The West may be turning away from the practice of short-selling these days, but China has decided to allow more complex trading strategies
The China Securities Regulatory Commission (CSRC) is to allow margin trading and short selling of A-shares on a trial basis. To begin with, only a small number of brokerages will be able to participate and it will only be possible to short a designated set of stocks. Although there is no firm timetable for when the measures will come into effect, people working in asset management believe it could be as soon as November.
The trial is part of a series of measures that the Chinese government has recently introduced in an attempt to revive the ailing A-share market—the China Securities Index 300 is down 60% year-to-date. Last month, in the same vein, the government cut interest rates and removed stamp duty on buying shares.

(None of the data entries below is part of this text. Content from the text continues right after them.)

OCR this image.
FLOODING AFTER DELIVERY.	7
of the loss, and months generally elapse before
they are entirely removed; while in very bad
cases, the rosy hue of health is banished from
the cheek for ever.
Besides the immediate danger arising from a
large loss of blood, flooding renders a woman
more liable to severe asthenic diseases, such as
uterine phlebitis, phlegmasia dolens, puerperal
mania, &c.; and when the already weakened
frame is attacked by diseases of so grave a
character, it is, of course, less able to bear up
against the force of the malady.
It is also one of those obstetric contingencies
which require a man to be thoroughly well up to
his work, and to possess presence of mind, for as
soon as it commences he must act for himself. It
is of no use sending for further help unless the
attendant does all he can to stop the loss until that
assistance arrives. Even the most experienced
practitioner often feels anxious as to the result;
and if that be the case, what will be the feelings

Ironically, China is making this move as short selling in the US and Europe has been singled out as one of the bogeymen responsible for the current financial crisis. Both Britain and the US have temporarily banned short selling of financial stocks.

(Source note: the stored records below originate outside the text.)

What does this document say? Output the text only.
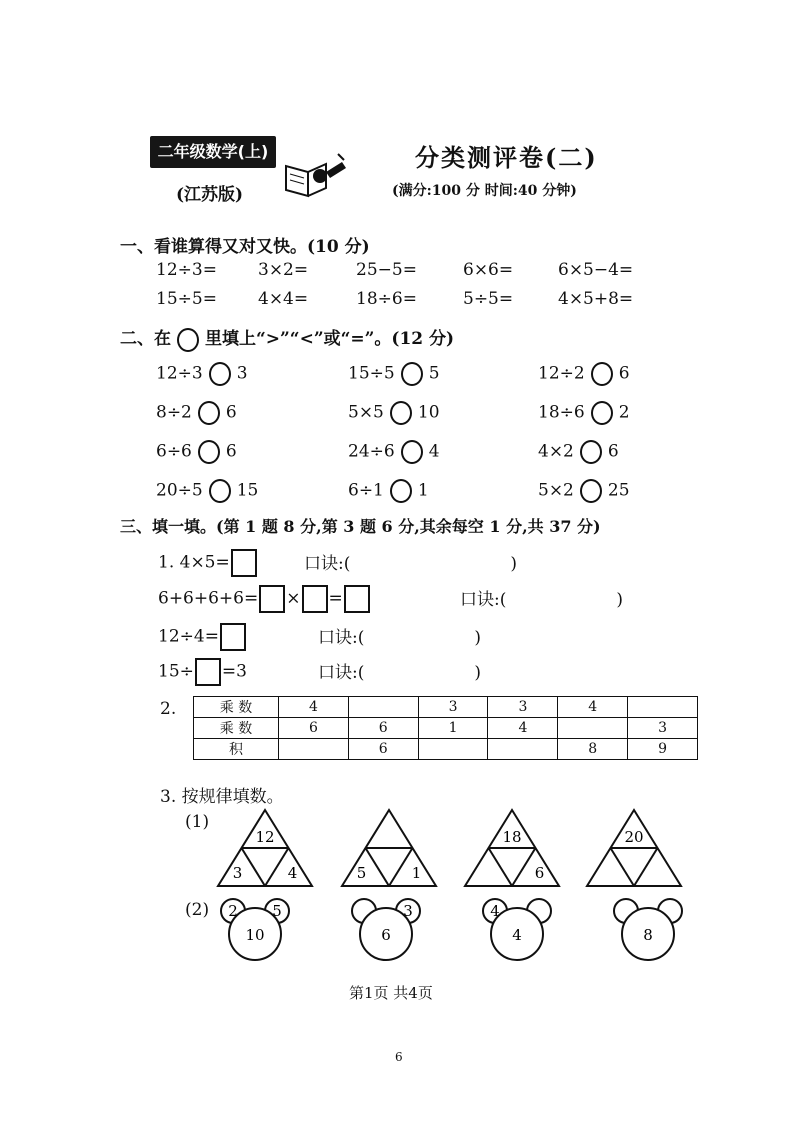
二年级数学(上)
(江苏版)
分类测评卷(二)
(满分:100 分 时间:40 分钟)
一、看谁算得又对又快。(10 分)
12÷3= 3×2=	25−5=	6×6=	6×5−4=
15÷5= 4×4=	18÷6=	5÷5=	4×5+8=
二、在 里填上“>”“<”或“=”。(12 分)
12÷3 3	15÷5 5	12÷2 6
8÷2 6	5×5 10	18÷6 2
6÷6 6	24÷6 4	4×2 6
20÷5 15	6÷1 1	5×2 25
三、填一填。(第 1 题 8 分,第 3 题 6 分,其余每空 1 分,共 37 分)
1. 4×5=	口诀:(	)
6+6+6+6= × =	口诀:(	)
12÷4=	口诀:(	)
15÷ =3	口诀:(	)
2.	乘 数	4		3	3	4	
乘 数	6	6	1	4		3
积		6			8	9
3. 按规律填数。
(1)
(2)
12
3	4	5	1
18
6
20
2 5
10
3
6
4
4	8
第1页 共4页
6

"Margin trading could add more liquidity into the system [in China]," says Gabriel Gondard, deputy chief investment officer at Fortune SGAM Fund Management. "There is the idea that short selling could add additional volatility, but it is likely that we are at the bottom of the market, so it is unlikely that it could do much harm."

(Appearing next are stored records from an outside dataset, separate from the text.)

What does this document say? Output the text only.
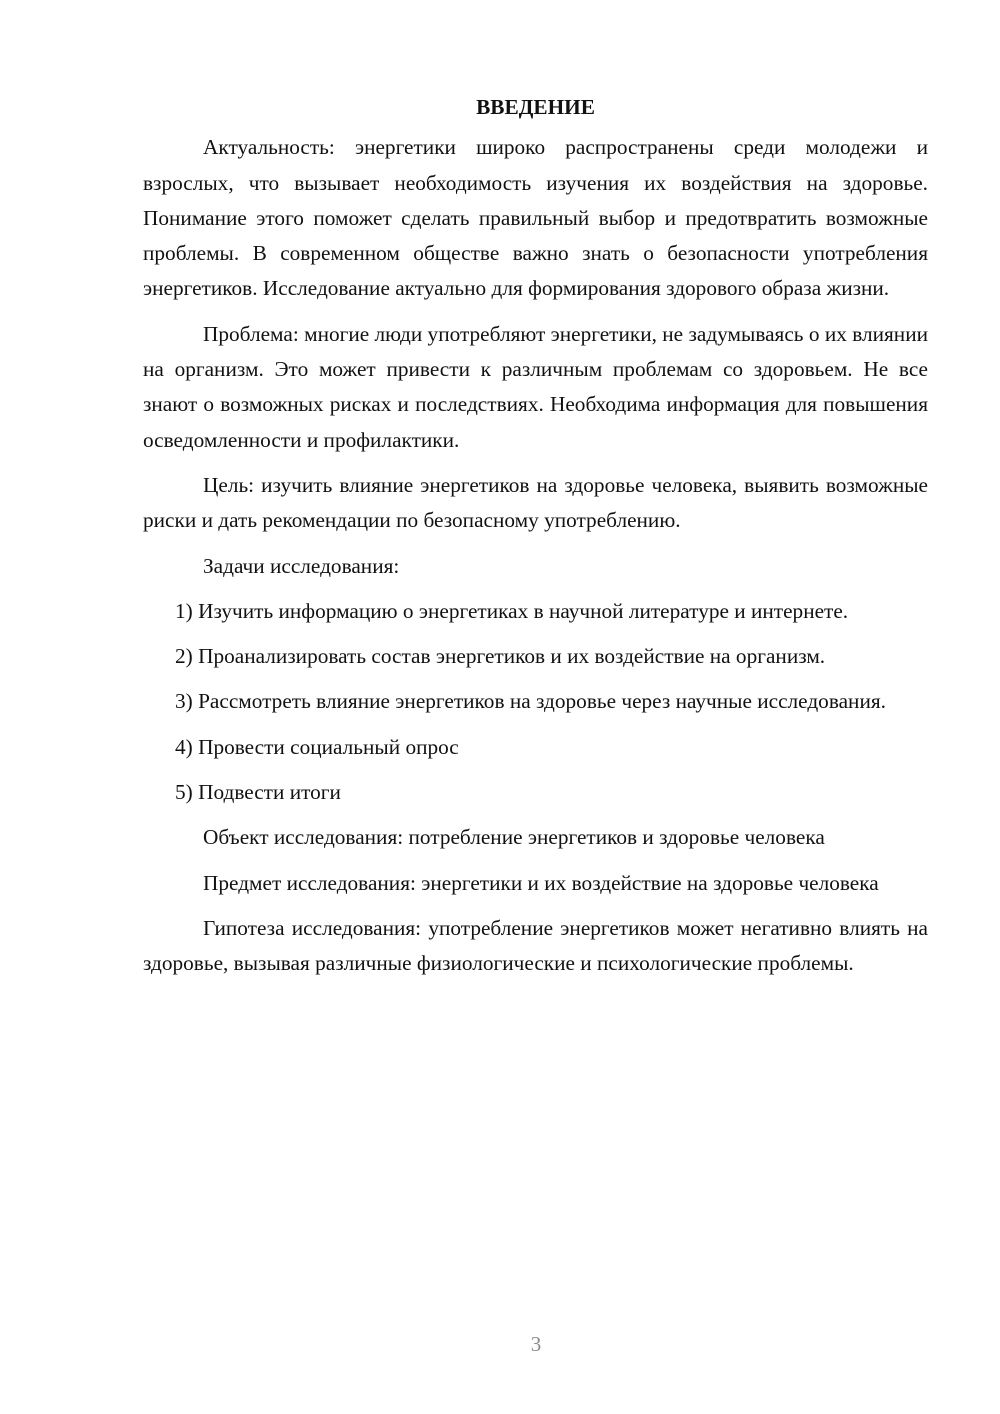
ВВЕДЕНИЕ

Актуальность: энергетики широко распространены среди молодежи и взрослых, что вызывает необходимость изучения их воздействия на здоровье. Понимание этого поможет сделать правильный выбор и предотвратить возможные проблемы. В современном обществе важно знать о безопасности употребления энергетиков. Исследование актуально для формирования здорового образа жизни.

Проблема: многие люди употребляют энергетики, не задумываясь о их влиянии на организм. Это может привести к различным проблемам со здоровьем. Не все знают о возможных рисках и последствиях. Необходима информация для повышения осведомленности и профилактики.

Цель: изучить влияние энергетиков на здоровье человека, выявить возможные риски и дать рекомендации по безопасному употреблению.

Задачи исследования:

1) Изучить информацию о энергетиках в научной литературе и интернете.

2) Проанализировать состав энергетиков и их воздействие на организм.

3) Рассмотреть влияние энергетиков на здоровье через научные исследования.

4) Провести социальный опрос

5) Подвести итоги

Объект исследования: потребление энергетиков и здоровье человека

Предмет исследования: энергетики и их воздействие на здоровье человека

Гипотеза исследования: употребление энергетиков может негативно влиять на здоровье, вызывая различные физиологические и психологические проблемы.

3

Margin trading refers to the practice of brokers lending money to their clients so that they can buy shares—thus increasing the amount of capital available for stock market investments. One research report noted that the introduction of margin trading in Taiwan in 1990 resulted in a significant increase in trading volumes. However, the higher leverage also increases the level of risk.
Hitherto Chinese investors have not been able to employ the full range of trading strategies as their counterparts in more developed markets. "When stock prices were significantly higher in both price and P/E terms, those with a negative view were left with a limited palette of options. All you could do was sell out and then sit on your hands until prices got lower," says Michael Kurtz, Macquarie's head of China research.
Without a specific timetable and any details to how broadly the measures will be applied, it is difficult to see how much capital will be used, and therefore quantify the potential impact. But the initial introduction to select brokers, based on their net capital and risk management capabilities, suggests that the new products might not be a mass-market offering in its early stages.
There are some specific details available: securities firms will only be able to use their own shares and capital, and the CSRC says in its statement that, to begin with, there will be more margin trading than short selling because the securities companies have more cash than shares that they can lend. (When you sell short, you have to borrow the same amount of shares from someone else in order to settle the trade.)
The margin requirement has been set at 50% of the share's purchase price, or at 50% of the proceeds of the short sale. The minimum maintenance margin will be 30% of the value of the shares traded.